American politician (1831–1888)

Littleton Purnell Franklin (January 18, 1831- April 9, 1888) was an American politician. He served in the Maryland House of Representatives and the Maryland Senate. He was also a member of the 1867 Constitutional Convention of Maryland.

== Early life ==
Franklin, the son of Henry and Mary (Purnell) Franklin, was born on January 18, 1831, in Berlin, Maryland, where he spent nearly the whole of his useful life. He entered Yale College in the third term of the Freshman year. After graduation in 1849, he read law in Snow Hill, Md., with the late Judge John R. Franklin.

== Career ==
In May, 1852, Franklin was admitted to the bar. Being in delicate health throughout all this portion of his life, he never entered on the practice of his profession, but employed his time principally in farming near Berlin.

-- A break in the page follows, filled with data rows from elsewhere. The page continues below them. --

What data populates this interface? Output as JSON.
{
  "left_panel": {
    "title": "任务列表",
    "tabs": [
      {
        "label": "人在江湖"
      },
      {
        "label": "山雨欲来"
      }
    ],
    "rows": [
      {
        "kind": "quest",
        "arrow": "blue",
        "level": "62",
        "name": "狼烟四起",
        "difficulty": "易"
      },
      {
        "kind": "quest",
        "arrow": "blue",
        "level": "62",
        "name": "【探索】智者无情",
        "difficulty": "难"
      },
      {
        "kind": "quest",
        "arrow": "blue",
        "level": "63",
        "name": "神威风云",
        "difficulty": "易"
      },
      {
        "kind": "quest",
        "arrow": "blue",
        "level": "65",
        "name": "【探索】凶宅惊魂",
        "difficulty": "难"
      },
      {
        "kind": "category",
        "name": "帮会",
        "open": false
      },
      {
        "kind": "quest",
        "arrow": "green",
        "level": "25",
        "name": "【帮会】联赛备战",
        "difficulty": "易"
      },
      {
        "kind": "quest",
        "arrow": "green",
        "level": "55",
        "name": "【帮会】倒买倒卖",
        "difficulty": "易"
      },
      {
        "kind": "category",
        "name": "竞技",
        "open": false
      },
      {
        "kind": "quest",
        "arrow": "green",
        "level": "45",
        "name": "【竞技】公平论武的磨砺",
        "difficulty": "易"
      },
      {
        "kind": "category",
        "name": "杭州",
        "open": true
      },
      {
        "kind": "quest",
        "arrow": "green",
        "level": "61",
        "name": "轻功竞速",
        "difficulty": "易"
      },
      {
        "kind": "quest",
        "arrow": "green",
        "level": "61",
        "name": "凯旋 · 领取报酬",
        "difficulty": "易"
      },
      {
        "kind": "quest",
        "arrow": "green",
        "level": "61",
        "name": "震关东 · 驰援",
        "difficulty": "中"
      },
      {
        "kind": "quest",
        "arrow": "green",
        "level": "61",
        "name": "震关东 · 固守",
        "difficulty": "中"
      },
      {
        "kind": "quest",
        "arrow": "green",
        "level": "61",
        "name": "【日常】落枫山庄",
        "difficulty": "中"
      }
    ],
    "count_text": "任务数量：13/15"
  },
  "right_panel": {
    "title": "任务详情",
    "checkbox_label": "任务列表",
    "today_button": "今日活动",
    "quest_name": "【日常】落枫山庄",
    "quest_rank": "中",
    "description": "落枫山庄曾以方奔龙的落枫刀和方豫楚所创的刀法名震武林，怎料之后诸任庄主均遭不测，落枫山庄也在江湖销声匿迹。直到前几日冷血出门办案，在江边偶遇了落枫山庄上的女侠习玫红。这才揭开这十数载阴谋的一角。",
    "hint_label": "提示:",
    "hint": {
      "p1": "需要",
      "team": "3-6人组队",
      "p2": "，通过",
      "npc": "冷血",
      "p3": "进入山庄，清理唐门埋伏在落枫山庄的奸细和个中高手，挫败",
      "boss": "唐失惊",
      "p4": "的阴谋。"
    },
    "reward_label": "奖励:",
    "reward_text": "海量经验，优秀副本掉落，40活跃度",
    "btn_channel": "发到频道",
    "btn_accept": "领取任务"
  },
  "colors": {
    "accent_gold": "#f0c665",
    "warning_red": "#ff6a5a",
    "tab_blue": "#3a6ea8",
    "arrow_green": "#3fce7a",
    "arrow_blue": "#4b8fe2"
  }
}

In 1867 he represented Worcester County in the convention which framed the present Constitution of Maryland. He was elected in 1871 to the Maryland House of Delegates on the Democratic ticket. In 1877, he was elected to the Maryland State Senate. He served in the sessions of 1878 and 1880.

== Personal life ==
Franklin married Sarah E. Chaney on February 9, 1853. She was the daughter of Thomas Chaney, Esq., of Issaquena County, Mississippi. The couple had seven children, two daughters and two sons who survived their father.

Franklin was an elder in the Presbyterian Church of Berlin.

He died at his home near Berlin, of typhoid fever, after an illness of two weeks, on April 9, 1888, in his 58th year. He was buried in Buckingham Cemetery.